Re: Threads and ThreadLocal variables in Dataflow

Posted by Frank Wilson <fr...@memberoo.net>.
Hi Lukasz,

I started (later yesterday) using a ThreadLocal Facade object to
encapsulate the 'installation' of the remote api, but I like your idea of
using a single threaded executor, so I will give it a go.

Thanks,

Frank

On 11 May 2016 at 17:19, Lukasz Cwik <lc...@google.com> wrote:

> RemoteApiInstaller seems to be unfriendly.
>
> Have you considered using a single threaded executor
> <https://docs.oracle.com/javase/7/docs/api/java/util/concurrent/Executors.html#newSingleThreadExecutor()> where
> you channel all the work you want to do via Callable/Future pairs?
> So in start() you would create this single threaded executor, and submit
> the first callable to invoke the RemoteApiInstaller.install(...).
> In getCurrent()/advance()/... you would channel all your work through the
> single threaded executor by giving it callables and blocking on the future
> to get the result.
> In close() you would submit a task to uninstall the RemoteApi and then you
> would shutdown the executor.
>
> This way you don't have to worry about other peoples installations, can
> have multiple variants, and just need to invoke a callable to do work.
> Just remember to shutdown the executor to not leak threads.
>
>
>
>

Re: Threads and ThreadLocal variables in Dataflow

Posted by Frances Perry <fj...@google.com>.
Side note: For general programming model questions like this, this list is
great.

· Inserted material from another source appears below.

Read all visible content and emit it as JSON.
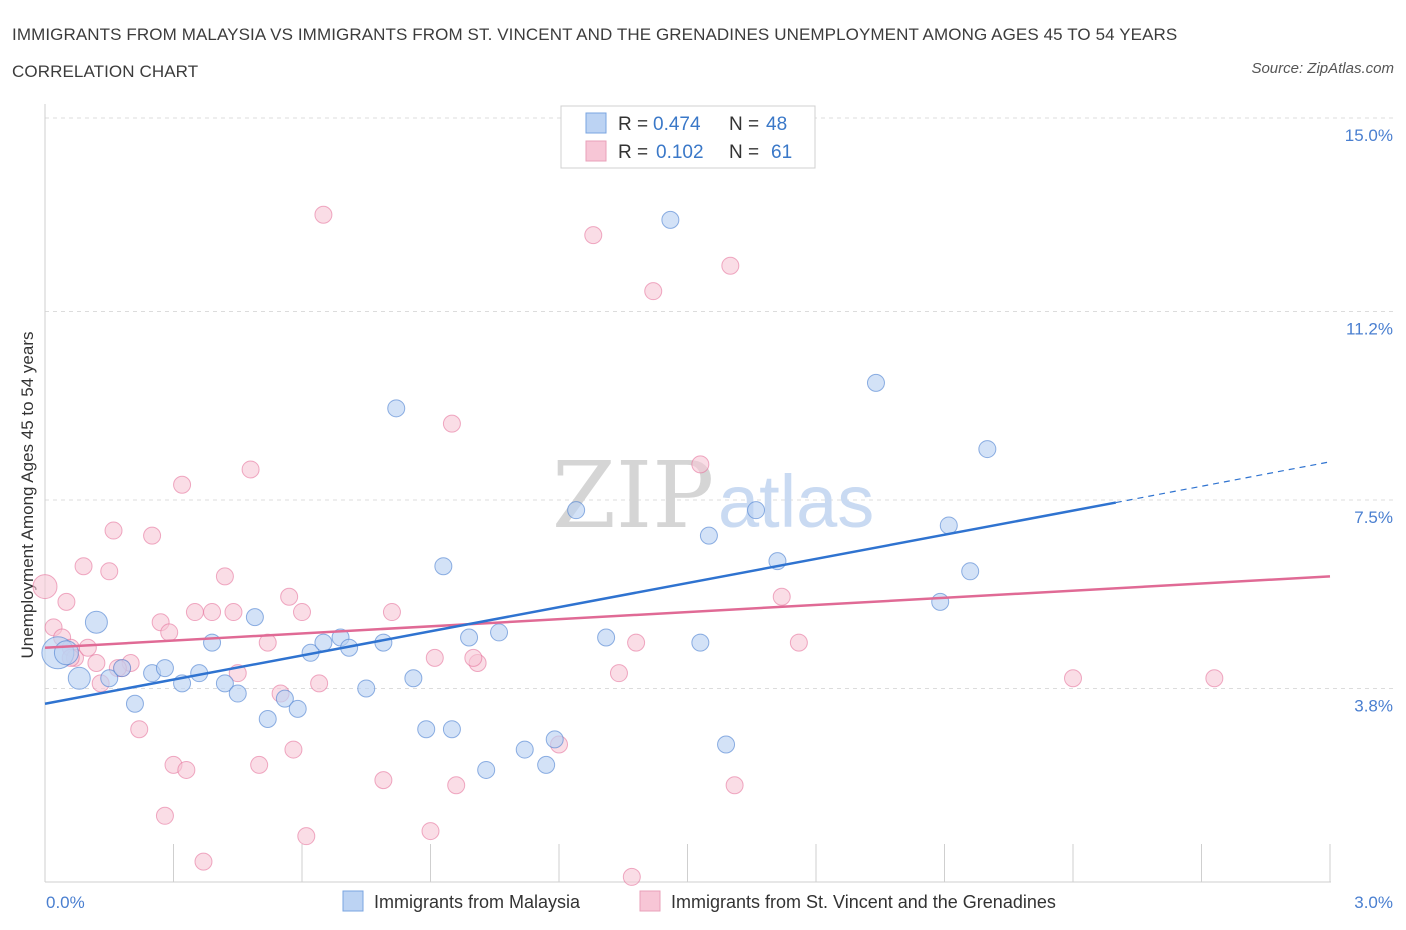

But if you are using Cloud Dataflow for Java 1.x with the Cloud
Dataflow runner (aka. the recommended configuration for running at Google
currently), Stack Overflow (tag google-cloud-dataflow
<http://stackoverflow.com/questions/tagged/google-cloud-dataflow>) is
currently the best place for detailed support as we're still in the process
of bootstrapping the Apache Beam support on Google Cloud.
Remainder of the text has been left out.